Cell phones can serve many different purposes. They can be used to call for help when one is stranded or to even access the Internet. But the Sunnyside Fire Department is promoting a new use for cell phones, one that could very well save a person's life.

ICE, which stands for In Case of Emergency, is a new program the fire department is promoting that utilizes cell phones. Sunnyside fireman Josh Roe explained that a cell phone user can develop a folder entitled ICE under the contact list directory. As part of the ICE folder, a person would put in all of their emergency contacts.

"It should be somebody we can call for information," said Roe.

Roe said right now, no particular cell phone company is endorsing the ICE program. But the fire department more than supports the program because it will help not only make their jobs easier, but it could also save a life.

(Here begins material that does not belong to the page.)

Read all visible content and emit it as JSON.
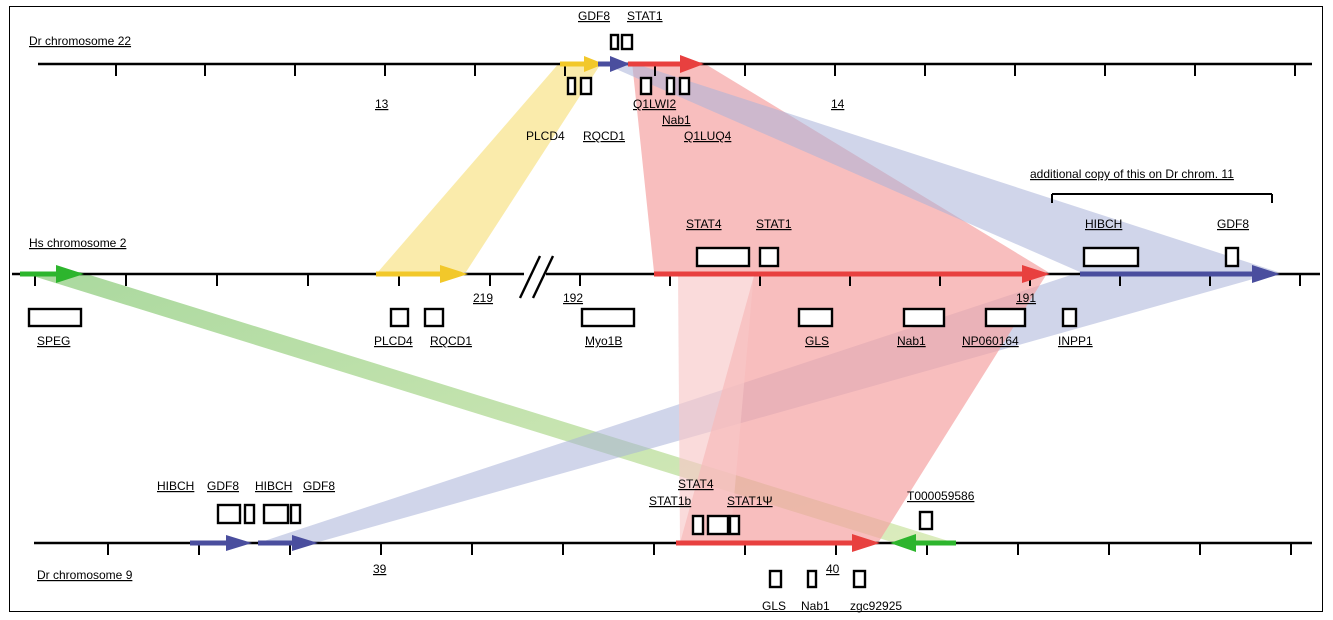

Roe said paramedics or firefighters at a scene could look at a person's cell phone if they were unable to speak and see if they have the ICE entry in their contact folder.

"There could be a myriad of things that is wrong with you," said Roe.

Roe explained that then the appropriate people could be contacted to gain needed information when minutes count in some cases.

"If we see ICE that tells us it is the emergency numbers," said Roe.

Roe encouraged people to not overlook how important it is to contact the individuals a person puts in their ICE folder. This way, a phone call from an emergency provider would not come as a surprise. Roe said people might want to think of putting a relative's phone number in the file in case emergency forms have to be signed.

Roe recommends everyone utilize the ICE program the fire department is promoting. He said the information could come in handy in case of an unexpected emergency. Roe especially recommends people with heart problems, diabetes, respiratory issues and elderly residents utilize the ICE program with their cell phones. Roe also recommends parents put the contact numbers into their children's cell phones, as well as those people who don't speak English well.

Roe said if people utilize the ICE program it will make an emergency care provider's job much easier.

"If we have a clue as to what sort of medical condition you have, that can change what kind of treatment (we provide)," said Roe. "It will seriously speed up the care you will receive."